Benchmarks and evals

Posted by selund1@reddit | LocalLLaMA | View on Reddit | 10 comments

How are people running evals and benchmarks currently?

I've mostly been pulling datasets from papers (github really) and huggingface and ended up with a bunch of spaghetti python as a result. Looking for something better..

How are you thinking about evals? Do you care about them at all?
How much are you vibe checking your local setup vs evaluating?
I've heard some people setup their own eval sets (like 20 Q/A style questions), would love to hear how and why

Seems like everything in this space that there's a million ways to do something and I'd rather hear about real experiences from the community rather than some hype-fueled article or marketing materials

[-]

kryptkpr@reddit

I crawl around in these trenches in the name of fun.

It started with 6 prompts, after several years of sliding down the slope my average evaluation is now about 20K prompts.. In order to get reasonable 95% confidence intervals and decent looking difficult surfaces, the population size piper must be paid.

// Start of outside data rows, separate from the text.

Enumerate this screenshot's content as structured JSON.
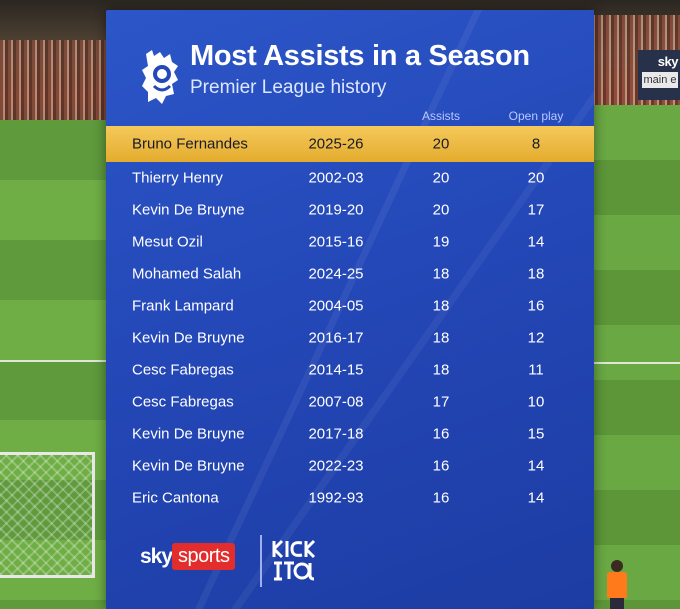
{
  "header": {
    "title": "Most Assists in a Season",
    "subtitle": "Premier League history"
  },
  "columns": {
    "assists": "Assists",
    "open_play": "Open play"
  },
  "rows": [
    {
      "name": "Bruno Fernandes",
      "season": "2025-26",
      "assists": "20",
      "open_play": "8",
      "highlight": true
    },
    {
      "name": "Thierry Henry",
      "season": "2002-03",
      "assists": "20",
      "open_play": "20"
    },
    {
      "name": "Kevin De Bruyne",
      "season": "2019-20",
      "assists": "20",
      "open_play": "17"
    },
    {
      "name": "Mesut Ozil",
      "season": "2015-16",
      "assists": "19",
      "open_play": "14"
    },
    {
      "name": "Mohamed Salah",
      "season": "2024-25",
      "assists": "18",
      "open_play": "18"
    },
    {
      "name": "Frank Lampard",
      "season": "2004-05",
      "assists": "18",
      "open_play": "16"
    },
    {
      "name": "Kevin De Bruyne",
      "season": "2016-17",
      "assists": "18",
      "open_play": "12"
    },
    {
      "name": "Cesc Fabregas",
      "season": "2014-15",
      "assists": "18",
      "open_play": "11"
    },
    {
      "name": "Cesc Fabregas",
      "season": "2007-08",
      "assists": "17",
      "open_play": "10"
    },
    {
      "name": "Kevin De Bruyne",
      "season": "2017-18",
      "assists": "16",
      "open_play": "15"
    },
    {
      "name": "Kevin De Bruyne",
      "season": "2022-23",
      "assists": "16",
      "open_play": "14"
    },
    {
      "name": "Eric Cantona",
      "season": "1992-93",
      "assists": "16",
      "open_play": "14"
    }
  ],
  "footer": {
    "sky": "sky",
    "sports": "sports",
    "kickit": "KICK IT OUT"
  },
  "background": {
    "right_logo": "sky",
    "right_sub": "main e"
  },
  "colors": {
    "board": "#2448b8",
    "highlight": "#f0bd45",
    "sky_sports_red": "#e32d2d"
  }
}
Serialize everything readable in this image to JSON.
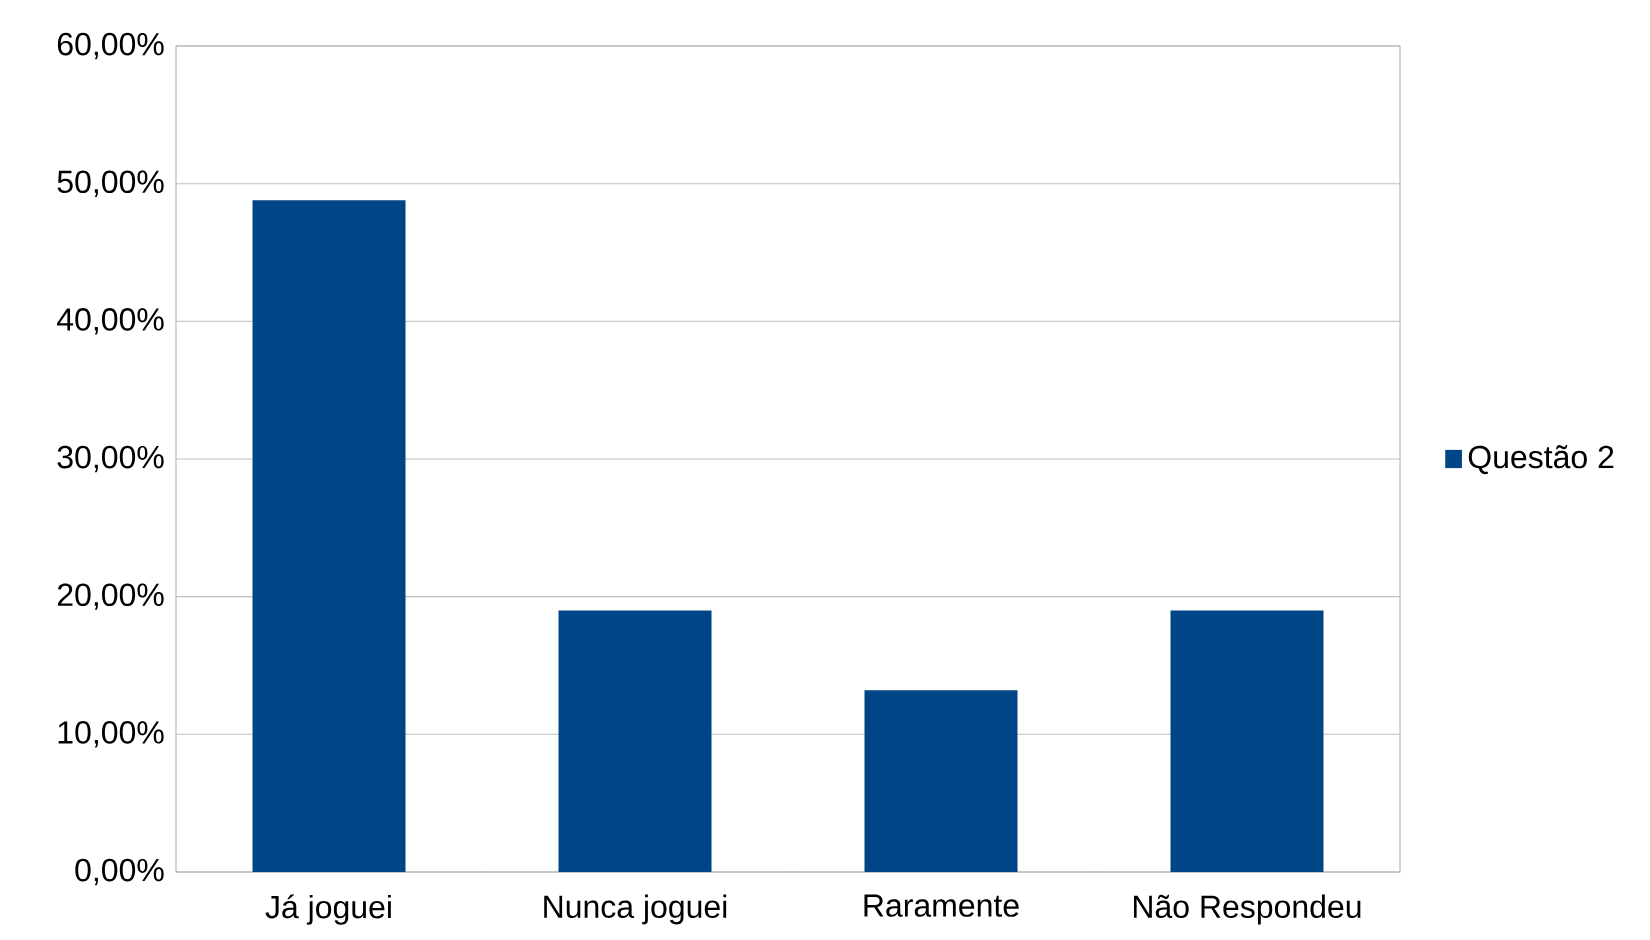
{
  "chart_data": {
    "type": "bar",
    "categories": [
      "Já joguei",
      "Nunca joguei",
      "Raramente",
      "Não Respondeu"
    ],
    "series": [
      {
        "name": "Questão 2",
        "color": "#004586",
        "values": [
          48.8,
          19.0,
          13.2,
          19.0
        ]
      }
    ],
    "ylim": [
      0,
      60
    ],
    "yticks": [
      {
        "value": 0,
        "label": "0,00%"
      },
      {
        "value": 10,
        "label": "10,00%"
      },
      {
        "value": 20,
        "label": "20,00%"
      },
      {
        "value": 30,
        "label": "30,00%"
      },
      {
        "value": 40,
        "label": "40,00%"
      },
      {
        "value": 50,
        "label": "50,00%"
      },
      {
        "value": 60,
        "label": "60,00%"
      }
    ],
    "grid": "y",
    "legend": "right"
  }
}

The docs linked above cover the methodology and how it has evolved and why it's different from most others in some depth I don't want to reproduce it here, but happy to answer questions.

[-]

Chromix_@reddit

Nice circumstance that you have Qwen3-next right next to gpt-oss-120b on the leaderboard there, as that topic just came up a few hours ago. It would've been great to also see the thinking version there, given that the instruct version is already surprisingly close to the oss-120b.

[-]

kryptkpr@reddit

I have a bunch of "big model" evals locally that I am sitting on - the 235B thinking scores much worse then instruct, it lands in like 14th! It's truncations are off the hook and nothing I can do fixes them, repeat penalty values from 0.2-1.0 didnt help.. it cannot shut up. I suspect it needs a force-think-stop to be usable, which I can do but haven't gotten around to yet.

[-]

Chromix_@reddit

I was thinking more of Qwen3-Next-Thinking. Regarding presence penalty I had more success going without it and using --repeat-penalty 1.1 --repeat-last-n 3 instead. It still looped in some cases, but way less than before. It hurt the reasoning in a few benchmarks though, but: Having more completed tasks with slightly lower quality still led to higher scores than having way less completed tasks, despite bit higher quality.

[-]

kryptkpr@reddit

Sorry I got confused between all the qwens it was the 80b in talking about above.

next-80b-thinking is throwing 7% global truncation at me @8k ctx, I just started a run where after 4k a proxy will hard inject

I didn't actually test repeat penalty, I tested presence penalty because that's what the qwen3-next model card said to do.. but that's a worthwhile experiment as well, I will try your setting and compare vs thought-shaping and vanilla.. it's kinda bothering me that this model ranks so low, want to get to the bottom of this.

[-]

Daniokenon@reddit

Benchmarks are merely a curiosity. If models are trained on test questions or are designed to achieve high scores, they don't say much about the model's actual capabilities. It's best to test the model on what you need it for. I usually prepare a few or a dozen questions/tasks that I'm well-versed in and then observe how the model performs.

[-]

selund1@reddit (OP)

How many would you typically prepare? Do you have a certain methodology or is it purely vibes?

[-]

Daniokenon@reddit

Initially, 5 is enough. I evaluate the answers myself. If the model can handle it, I'll test further. I don't have any tools or scripts, yes, I know it's time-consuming, but I don't test models often.

[-]

YearZero@reddit

You can add vbscript to excel to create a function that passes whatever values from any other cells + your prompt etc to your OpenAI compatible endpoint. So I have a function called CallLLM() in excel, and I pass it the benchmark questions which are just a normal Excel column. It records the answers into the cell where the function is. Then, if it's a benchmark that requires an LLM to verify correctness, the same exact process happens again - another call, pass the answer with prompt.

Press ALT+F11 in Excel, right click on "Modules", insert a new module, and here's my vbscript that works (in Windows, have an LLM adjust it for Macs):

(Reddit wouldn't let me post a comment with my code in it)

I have an excel with a bunch of tabs that have different benchmarks, and this method works incredibly well.

It can also come in handy if you just want a universal function in excel that passes the values of other multiple cells, and does something with it in general.

[-]

selund1@reddit (OP)

Love excel.

Sounds like you're using an llm as a judge to measure how good the response is or am I missing something?